Он перевел взгляд на бухту, на город. Еще не выключили топовые огни работяги-буксиры. На кораблях били склянки, отзванивала время рында. Только не было российских кораблей у 33-го причала.

По всему периметру бухты хозяйственно расположились иностранные корабли.

Заблестели под солнцем позолоченные маковки школы-церкви «В память всех убиенных в войне 1904–1905 гг.». В овраге, который располагался чуть ниже церкви, и где были разбросаны домишки городской бедноты, затеплилась жизнь, переговаривались соседки, потянуло чем-то съестным.

* * *

Район этот назывался «нахаловкой». И застраивался он вопреки всем запретам.

Дмитрий Александрович вспомнил, что, по существовавшим тогда правилам, если застройщик успеет сложить за ночь печь, вывести трубу и эту печь затопит, то его уже с этого места не сгоняли. Сколько же таких «нахаловок» понастроено по всей России!

А вот и недостроенный польский костел, чуть дальше немецкая кирха, здание Восточного института и золотые купола Успенского собора. По нечетной стороне высится женская гимназия (коричневая, по цвету платьев гимназисток), здание инженерного управления Владивостокской крепости, виднеются башенки Пушкинского театра. Внизу на Светланской выстроились в ряд офицерские дома и казармы флотского экипажа. За туманной дымкой еще не видно Русского острова и выхода в открытое море.

Мацкевич тяжело вздохнул, вспоминая свою службу на «Громобое», возвращение в порт после самого тяжелого боя с японской эскадрой. Тогда врага не пропустили, а сейчас он сам пришел и распоряжается в городе как хозяин.

Из полуоткрытой двери выглянула хозяйка и пригласила к завтраку.

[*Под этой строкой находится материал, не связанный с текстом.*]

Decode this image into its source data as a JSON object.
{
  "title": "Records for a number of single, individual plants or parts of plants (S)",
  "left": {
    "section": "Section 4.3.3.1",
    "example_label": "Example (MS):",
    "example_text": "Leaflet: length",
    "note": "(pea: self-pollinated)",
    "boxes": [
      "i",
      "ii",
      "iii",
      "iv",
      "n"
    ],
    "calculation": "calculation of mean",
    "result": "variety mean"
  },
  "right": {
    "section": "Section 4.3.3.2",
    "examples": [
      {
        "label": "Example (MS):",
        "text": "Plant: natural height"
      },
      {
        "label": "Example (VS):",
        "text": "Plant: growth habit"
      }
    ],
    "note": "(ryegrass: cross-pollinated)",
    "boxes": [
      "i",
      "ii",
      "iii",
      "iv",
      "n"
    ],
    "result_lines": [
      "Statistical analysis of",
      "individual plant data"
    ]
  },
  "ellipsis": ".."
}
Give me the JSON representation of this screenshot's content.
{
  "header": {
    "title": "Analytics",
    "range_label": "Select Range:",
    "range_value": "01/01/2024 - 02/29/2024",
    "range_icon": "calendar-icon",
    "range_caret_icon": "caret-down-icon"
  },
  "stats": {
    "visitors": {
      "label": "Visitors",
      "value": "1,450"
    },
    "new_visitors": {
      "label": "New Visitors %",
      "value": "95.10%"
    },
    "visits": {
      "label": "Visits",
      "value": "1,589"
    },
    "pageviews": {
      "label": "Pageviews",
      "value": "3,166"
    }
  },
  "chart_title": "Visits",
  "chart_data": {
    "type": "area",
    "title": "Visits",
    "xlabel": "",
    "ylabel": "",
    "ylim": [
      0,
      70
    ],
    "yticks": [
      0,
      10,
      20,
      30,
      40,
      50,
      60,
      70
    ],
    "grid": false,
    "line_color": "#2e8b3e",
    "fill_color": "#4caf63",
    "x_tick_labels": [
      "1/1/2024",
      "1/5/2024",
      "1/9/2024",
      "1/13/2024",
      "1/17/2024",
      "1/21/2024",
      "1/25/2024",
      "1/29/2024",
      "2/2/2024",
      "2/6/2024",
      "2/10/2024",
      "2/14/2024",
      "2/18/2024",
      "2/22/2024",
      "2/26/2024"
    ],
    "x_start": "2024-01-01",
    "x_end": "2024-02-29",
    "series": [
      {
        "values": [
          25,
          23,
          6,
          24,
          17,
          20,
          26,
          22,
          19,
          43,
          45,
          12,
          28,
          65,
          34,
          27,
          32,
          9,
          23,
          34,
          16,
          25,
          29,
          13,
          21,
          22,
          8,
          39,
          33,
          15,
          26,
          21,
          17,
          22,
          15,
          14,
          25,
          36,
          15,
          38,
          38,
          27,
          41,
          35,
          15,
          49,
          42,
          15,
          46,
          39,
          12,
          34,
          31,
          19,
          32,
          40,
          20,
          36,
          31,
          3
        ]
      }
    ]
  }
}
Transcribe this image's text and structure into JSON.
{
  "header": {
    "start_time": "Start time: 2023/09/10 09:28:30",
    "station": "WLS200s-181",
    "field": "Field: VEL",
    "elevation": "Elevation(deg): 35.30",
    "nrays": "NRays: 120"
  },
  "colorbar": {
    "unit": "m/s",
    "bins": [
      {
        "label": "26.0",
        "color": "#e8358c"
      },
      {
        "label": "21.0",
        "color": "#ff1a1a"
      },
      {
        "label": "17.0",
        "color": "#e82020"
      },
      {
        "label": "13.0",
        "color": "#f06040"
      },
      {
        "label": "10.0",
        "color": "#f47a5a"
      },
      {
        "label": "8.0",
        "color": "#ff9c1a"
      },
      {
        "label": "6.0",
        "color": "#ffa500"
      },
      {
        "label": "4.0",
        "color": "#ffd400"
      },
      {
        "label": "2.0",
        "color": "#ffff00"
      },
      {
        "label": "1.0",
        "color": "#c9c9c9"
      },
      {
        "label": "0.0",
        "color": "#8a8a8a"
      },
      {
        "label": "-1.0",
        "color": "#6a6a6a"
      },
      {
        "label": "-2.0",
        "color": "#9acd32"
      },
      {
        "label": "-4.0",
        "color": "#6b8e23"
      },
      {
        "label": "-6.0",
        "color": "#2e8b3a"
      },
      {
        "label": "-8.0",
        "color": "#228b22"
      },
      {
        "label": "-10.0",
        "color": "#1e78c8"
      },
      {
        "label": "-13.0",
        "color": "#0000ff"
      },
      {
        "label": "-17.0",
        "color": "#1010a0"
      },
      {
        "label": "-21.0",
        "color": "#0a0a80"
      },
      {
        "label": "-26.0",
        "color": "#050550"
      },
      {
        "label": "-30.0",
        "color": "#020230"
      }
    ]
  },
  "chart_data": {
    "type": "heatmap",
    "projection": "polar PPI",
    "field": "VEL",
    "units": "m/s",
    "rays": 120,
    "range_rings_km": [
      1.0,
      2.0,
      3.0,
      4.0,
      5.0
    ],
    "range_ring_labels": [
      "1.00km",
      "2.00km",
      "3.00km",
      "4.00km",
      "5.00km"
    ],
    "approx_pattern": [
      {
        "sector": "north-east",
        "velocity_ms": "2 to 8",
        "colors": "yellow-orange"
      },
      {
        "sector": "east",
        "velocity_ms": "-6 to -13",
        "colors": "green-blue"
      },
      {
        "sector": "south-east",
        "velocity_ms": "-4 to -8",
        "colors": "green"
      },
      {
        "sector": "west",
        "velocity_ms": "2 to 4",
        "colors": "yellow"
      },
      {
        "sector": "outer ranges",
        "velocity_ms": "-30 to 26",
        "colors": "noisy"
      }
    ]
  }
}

Днем Мацкевич, уже в форме инженер-механика, капитана 2-го ранга, отметился в комендатуре. Он решил больше не давать повода патрулям, даже иностранным, задерживать себя «для выяснения личности».

После этого он спустился к корабельной набережной, к местам, где когда-то стояли крейсер «Громобой» и другие корабли Владивостокского отряда. Теперь здесь теснились корабли-иностранцы. А на месте стоянки «Громобоя» застыл броненосец под японским флагом и иероглифами, обозначающими название – «Ивами».

Несмотря на измененный силуэт Дмитрий Александрович узнал в нем эскадренный броненосец «Орел», который был построен на Галерном острове в Санкт-Петербурге и вступил в строй уже во время Русско-японской войны в октябре 1904 года. И в составе Второй эскадры Тихого океана совершил переход с Балтики на Дальний Восток. В Цусимском бою 14 мая 1905 года «Орел» получил множество попаданий японских снарядов, но сохранил боеспособность[8]. На следующий день корабль был сдан японцам и в 1907 году после капитального ремонта вступил в строй японского флота под названием «Ивами». В 1918-м корабль прибыл во Владивосток, являясь флагманским кораблем японской эскадры.

«Да, – подумал Мацкевич, – это только японцы могут с такой поистине восточной изощренностью напомнить России о позоре прошлой войны».

Но виноватым лично себя он не считал, потому что сделал все от него зависящее, чтобы не уронить честь Андреевского флага.

Тем не менее сердце будто чем-то защемило. Постояв у причала и вспомнив боевых товарищей, Мацкевич поднялся по адмиральской набережной мимо арки Цесаревича и вышел к Главному морскому штабу на Светланской.

Несмотря на позднюю осень ласково грело солнце, стояла прекрасная пора приморской осени. Такая погода продолжалась до начала ноября.

Мацкевич направился по Светланской в центр города. Его обогнала группа женщин-американок, большинство из которых было одето в мешковатую форму защитного цвета и форменные шляпки с кокардами. Они оживленно переговаривались между собой, иногда раздавался дружеский смех. Среди них он заметил знакомое лицо, но не мог припомнить, кто это.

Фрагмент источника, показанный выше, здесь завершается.